The Vietnamese men, who spoke no English, were told by police that they were being considered as victims and could be assigned to the national referral mechanism, the framework for identifying victims of human trafficking, under which they were eligible for 45 days of secure, sheltered accommodation and legal advice. However all four men declined the offer and refused to say anything. Three were subsequently deported for immigration offences and the fourth has claimed asylum.
Franklin said it was difficult to prosecute people for slavery without the cooperation of the victims.
“We told them they were victims, we offered them a way out, and we asked them to make statements. They all refused. Police have a real difficulty penetrating the Vietnamese community,” he said.
It was possible that traffickers knew where they lived and had made threats against family members. “If that’s in the back of your mind, when you’re thousands of miles away, it is probably easier to say nothing.”
Franklin said it was a shame the slavery charges had to be dropped on the advice of the CPS, which said the case would fail without the evidence of the victims. “We could prove that they were locked in. We had the key to get in, but we didn’t find any keys on them. They were certainly locked in but that’s not enough to get it convicted beyond all reasonable doubt,” he said.
This week the National Crime Agency said modern slavery and human trafficking was happening on a “shocking” scale, with potentially tens of thousands of victims in the UK, far more prevalent than previously thought.
Kevin Hyland, the UK’s anti-slavery commissioner, appointed by Theresa May, has repeatedly said police are failing to investigate enough such cases. He expressed disappointment at the failure to tackle the issue of Vietnamese teenagers being trafficked to the UK to work in cannabis farms. Vietnam was consistently one of the biggest source countries for slave labour trafficked into the UK, but there had never been a successful prosecution of a trafficker from Vietnam, Hyland said.
Efforts to prosecute for slavery were complicated by the fact that one of the Vietnamese men was apparently able to flee through the ventilation hatch. Police could see a metal bar had been cut but were unable to prove the bar had been cut after the raid.
The man was found carrying more than £1,000, raising questions about whether he and the other men had been paid, or whether he knew where money was kept on the site.
Judge Keith Cutler, sentencing at Salisbury crown court, concluded that the “evidence was unclear on whether there was compulsion or not”.
Det Insp Simon Pope, who led the later stages of the investigation, said in an interview earlier this week: “These people are in fear. I think that this is a general problem – not just in this case.” The four men were released without charge but police immediately contacted immigration officials and they were arrested for immigration offences.

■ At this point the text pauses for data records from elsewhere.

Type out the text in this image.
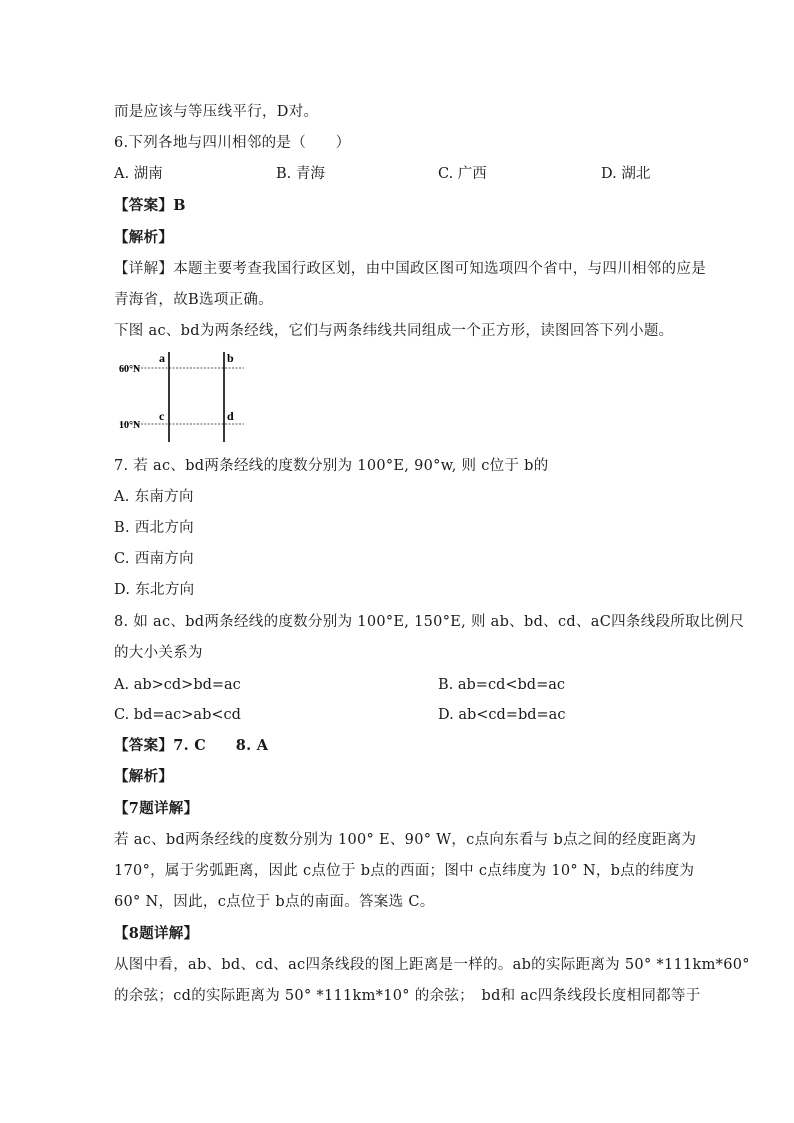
而是应该与等压线平行，D对。
6.下列各地与四川相邻的是（　　）
A. 湖南	B. 青海	C. 广西	D. 湖北
【答案】B
【解析】
【详解】本题主要考查我国行政区划，由中国政区图可知选项四个省中，与四川相邻的应是
青海省，故B选项正确。
下图 ac、bd为两条经线，它们与两条纬线共同组成一个正方形，读图回答下列小题。
60°N
10°N
a	b
c	d
7. 若 ac、bd两条经线的度数分别为 100°E, 90°w, 则 c位于 b的
A. 东南方向
B. 西北方向
C. 西南方向
D. 东北方向
8. 如 ac、bd两条经线的度数分别为 100°E, 150°E, 则 ab、bd、cd、aC四条线段所取比例尺
的大小关系为
A. ab>cd>bd=ac	B. ab=cd<bd=ac
C. bd=ac>ab<cd	D. ab<cd=bd=ac
【答案】7. C　　8. A
【解析】
【7题详解】
若 ac、bd两条经线的度数分别为 100° E、90° W，c点向东看与 b点之间的经度距离为
170°，属于劣弧距离，因此 c点位于 b点的西面；图中 c点纬度为 10° N，b点的纬度为
60° N，因此，c点位于 b点的南面。答案选 C。
【8题详解】
从图中看，ab、bd、cd、ac四条线段的图上距离是一样的。ab的实际距离为 50° *111km*60°
的余弦；cd的实际距离为 50° *111km*10° 的余弦；　bd和 ac四条线段长度相同都等于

“I would have really liked to have attempted to get a prosecution under the modern-day slavery offences because they were being exploited. This is becoming more and more common – these cannabis factories, with gardeners held in poor conditions, given little to no pay,” Pope said.

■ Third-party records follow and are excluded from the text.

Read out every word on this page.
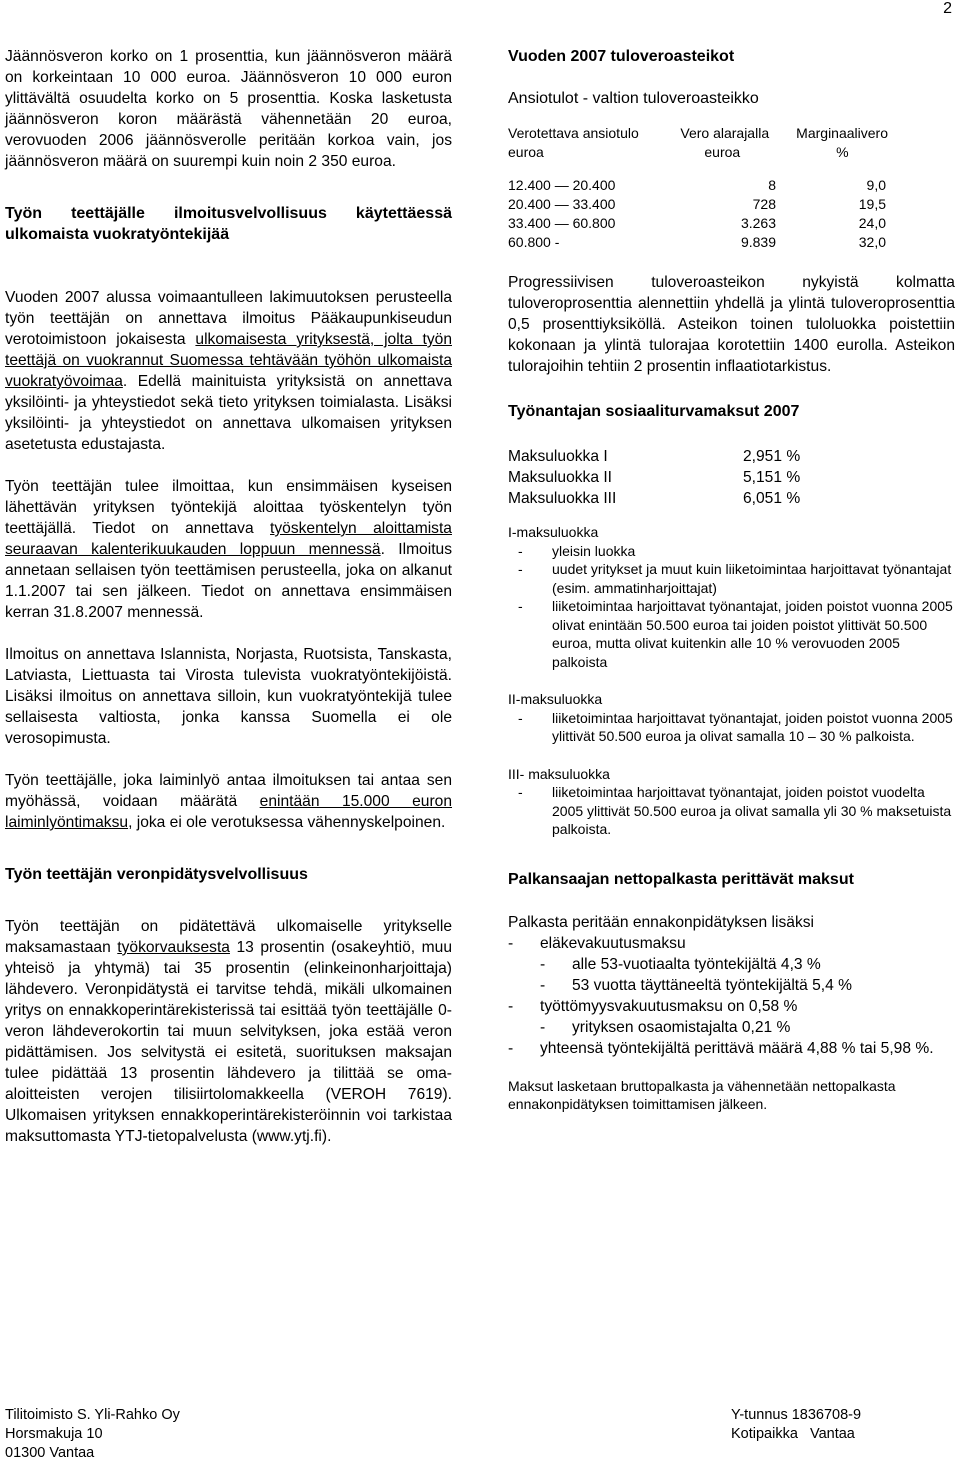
2

Jäännösveron korko on 1 prosenttia, kun jäännösveron määrä on korkeintaan 10 000 euroa. Jäännösveron 10 000 euron ylittävältä osuudelta korko on 5 prosenttia. Koska lasketusta jäännösveron koron määrästä vähennetään 20 euroa, verovuoden 2006 jäännösverolle peritään korkoa vain, jos jäännösveron määrä on suurempi kuin noin 2 350 euroa.

Työn teettäjälle ilmoitusvelvollisuus käytettäessä ulkomaista vuokratyöntekijää

Vuoden 2007 alussa voimaantulleen lakimuutoksen perusteella työn teettäjän on annettava ilmoitus Pääkaupunkiseudun verotoimistoon jokaisesta ulkomaisesta yrityksestä, jolta työn teettäjä on vuokrannut Suomessa tehtävään työhön ulkomaista vuokratyövoimaa. Edellä mainituista yrityksistä on annettava yksilöinti- ja yhteystiedot sekä tieto yrityksen toimialasta. Lisäksi yksilöinti- ja yhteystiedot on annettava ulkomaisen yrityksen asetetusta edustajasta.

Työn teettäjän tulee ilmoittaa, kun ensimmäisen kyseisen lähettävän yrityksen työntekijä aloittaa työskentelyn työn teettäjällä. Tiedot on annettava työskentelyn aloittamista seuraavan kalenterikuukauden loppuun mennessä. Ilmoitus annetaan sellaisen työn teettämisen perusteella, joka on alkanut 1.1.2007 tai sen jälkeen. Tiedot on annettava ensimmäisen kerran 31.8.2007 mennessä.

Ilmoitus on annettava Islannista, Norjasta, Ruotsista, Tanskasta, Latviasta, Liettuasta tai Virosta tulevista vuokratyöntekijöistä. Lisäksi ilmoitus on annettava silloin, kun vuokratyöntekijä tulee sellaisesta valtiosta, jonka kanssa Suomella ei ole verosopimusta.

Työn teettäjälle, joka laiminlyö antaa ilmoituksen tai antaa sen myöhässä, voidaan määrätä enintään 15.000 euron laiminlyöntimaksu, joka ei ole verotuksessa vähennyskelpoinen.

Työn teettäjän veronpidätysvelvollisuus

Työn teettäjän on pidätettävä ulkomaiselle yritykselle maksamastaan työkorvauksesta 13 prosentin (osakeyhtiö, muu yhteisö ja yhtymä) tai 35 prosentin (elinkeinonharjoittaja) lähdevero. Veronpidätystä ei tarvitse tehdä, mikäli ulkomainen yritys on ennakkoperintärekisterissä tai esittää työn teettäjälle 0-veron lähdeverokortin tai muun selvityksen, joka estää veron pidättämisen. Jos selvitystä ei esitetä, suorituksen maksajan tulee pidättää 13 prosentin lähdevero ja tilittää se oma-aloitteisten verojen tilisiirtolomakkeella (VEROH 7619). Ulkomaisen yrityksen ennakkoperintärekisteröinnin voi tarkistaa maksuttomasta YTJ-tietopalvelusta (www.ytj.fi).

Vuoden 2007 tuloveroasteikot

Ansiotulot - valtion tuloveroasteikko

Verotettava ansiotulo	Vero alarajalla	Marginaalivero
euroa	euroa	%
12.400 — 20.400	8	9,0
20.400 — 33.400	728	19,5
33.400 — 60.800	3.263	24,0
60.800 -	9.839	32,0

Progressiivisen tuloveroasteikon nykyistä kolmatta tuloveroprosenttia alennettiin yhdellä ja ylintä tuloveroprosenttia 0,5 prosenttiyksiköllä. Asteikon toinen tuloluokka poistettiin kokonaan ja ylintä tulorajaa korotettiin 1400 eurolla. Asteikon tulorajoihin tehtiin 2 prosentin inflaatiotarkistus.

Työnantajan sosiaaliturvamaksut 2007

Maksuluokka I	2,951 %
Maksuluokka II	5,151 %
Maksuluokka III	6,051 %
I-maksuluokka
- yleisin luokka
- uudet yritykset ja muut kuin liiketoimintaa harjoittavat työnantajat (esim. ammatinharjoittajat)
- liiketoimintaa harjoittavat työnantajat, joiden poistot vuonna 2005 olivat enintään 50.500 euroa tai joiden poistot ylittivät 50.500 euroa, mutta olivat kuitenkin alle 10 % verovuoden 2005 palkoista
II-maksuluokka
- liiketoimintaa harjoittavat työnantajat, joiden poistot vuonna 2005 ylittivät 50.500 euroa ja olivat samalla 10 – 30 % palkoista.
III- maksuluokka
- liiketoimintaa harjoittavat työnantajat, joiden poistot vuodelta 2005 ylittivät 50.500 euroa ja olivat samalla yli 30 % maksetuista palkoista.

Palkansaajan nettopalkasta perittävät maksut

Palkasta peritään ennakonpidätyksen lisäksi

- eläkevakuutusmaksu
- alle 53-vuotiaalta työntekijältä 4,3 %
- 53 vuotta täyttäneeltä työntekijältä 5,4 %
- työttömyysvakuutusmaksu on 0,58 %
- yrityksen osaomistajalta 0,21 %
- yhteensä työntekijältä perittävä määrä 4,88 % tai 5,98 %.

Maksut lasketaan bruttopalkasta ja vähennetään nettopalkasta ennakonpidätyksen toimittamisen jälkeen.

Tilitoimisto S. Yli-Rahko Oy
Horsmakuja 10
01300 Vantaa
Y-tunnus 1836708-9
Kotipaikka   Vantaa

Chloe Setter, the head of policy at Ecpat UK, which supports child and teenage trafficking victims, said they charity was disappointed at the failure to pursue slavery charges.
“It is extremely concerning that modern slavery charges were dropped in this case, when there was clearly reason for the police to believe that several people were being exploited,” she said. “It appears those thought to have been victims of a major organised criminal network potentially making millions from their exploitation have received little to no support, and the risk of re-trafficking barely considered.”